The MOP cache is designed for small, tight, repeatedly executing code. For larger applications that do not fit in the MOP cache, the X2 could still easily be bottlenecked by the narrower instruction cache. On the X3, Arm increased the fetch and decode bandwidth. It’s now possible to decode up to six instructions per cycle, a 1.2x increase in bandwidth for higher sustained IPC.
OoO and Execution
The new core has a larger OoO window – up to 320 entries which can translate to up to 640 instructions in flight in a best-case scenario. Due to a large number of in-flight instructions, following a flush, rebuilding the rename tables needed further optimizations. Here Arm redesigned the renaming-rebuild mechanics to better handle a large number of instructions in-flight.
There were other smaller memory subsystem changes.

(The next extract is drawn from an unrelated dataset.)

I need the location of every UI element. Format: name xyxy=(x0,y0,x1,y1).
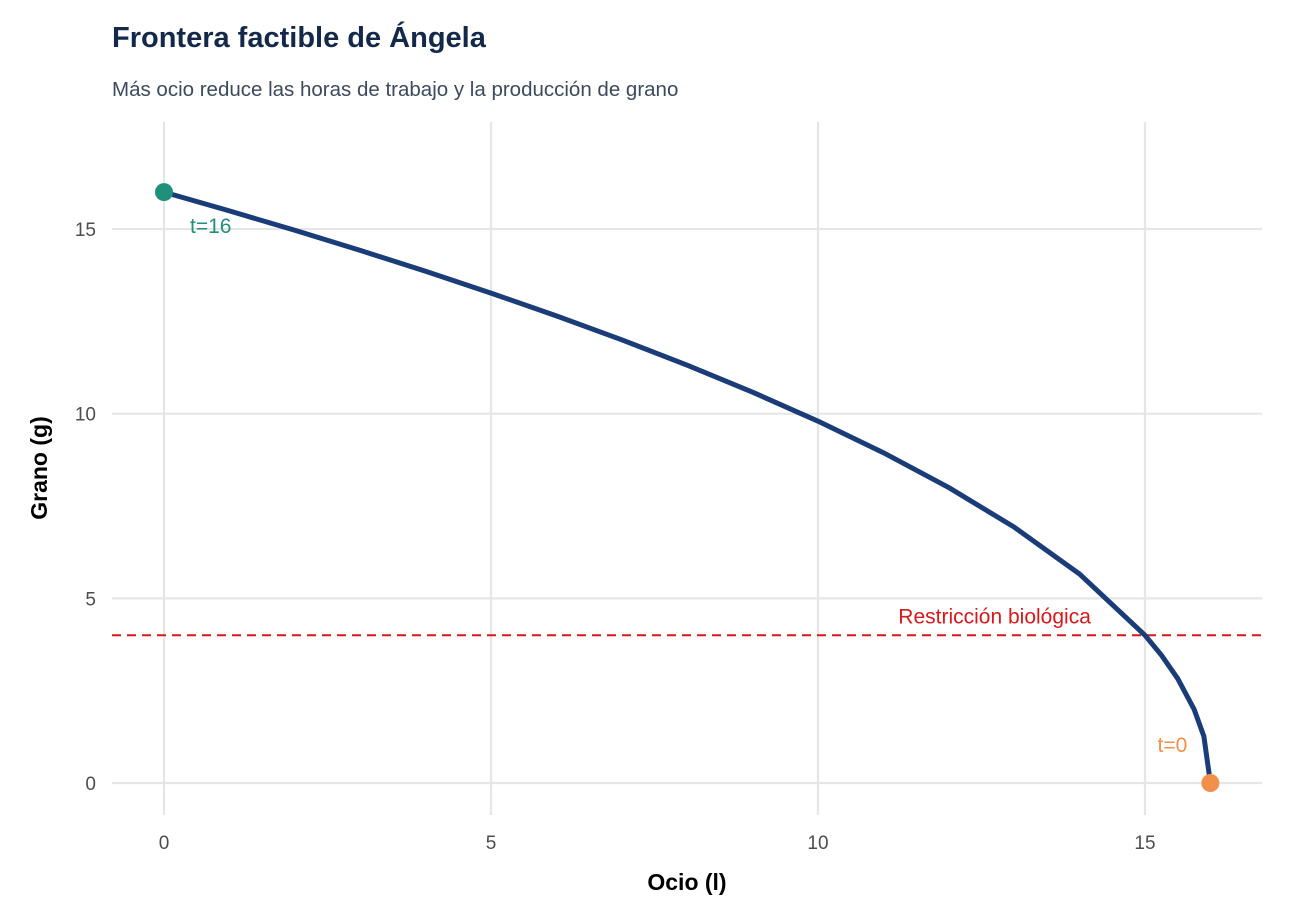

The integer load bandwidth has increased from 24B/cycle to 32B/cycle. There are no specific dedicated load and store queues per se on the Cortex-X3, but collectively those structures grew by 25%. As with every generation, Arm continued to improve its data access pattern predictors. In the X3, Arm added two additional data prefetchers. The first one is to handle spatial patterns. The other is a pointer/indirect prefetch that deals with pointer chasing sequences.
All in all, the Cortex-X3 is said to deliver a geomean IPC improvement of around 11% on a set of real-world applications.
One interesting aspect of the Cortext-X3 is the choice of L2 cache size. This can be 1 MiB or 512 KiB. The choice between the two boils down to area versus performance tradeoff. With the larger 1 MiB L2 cache, the core benefits from both higher performance and lower system-level power due to less L3 thrashing. Overall the larger cache can see up to a 26.9% reduction in refill/writebacks requests.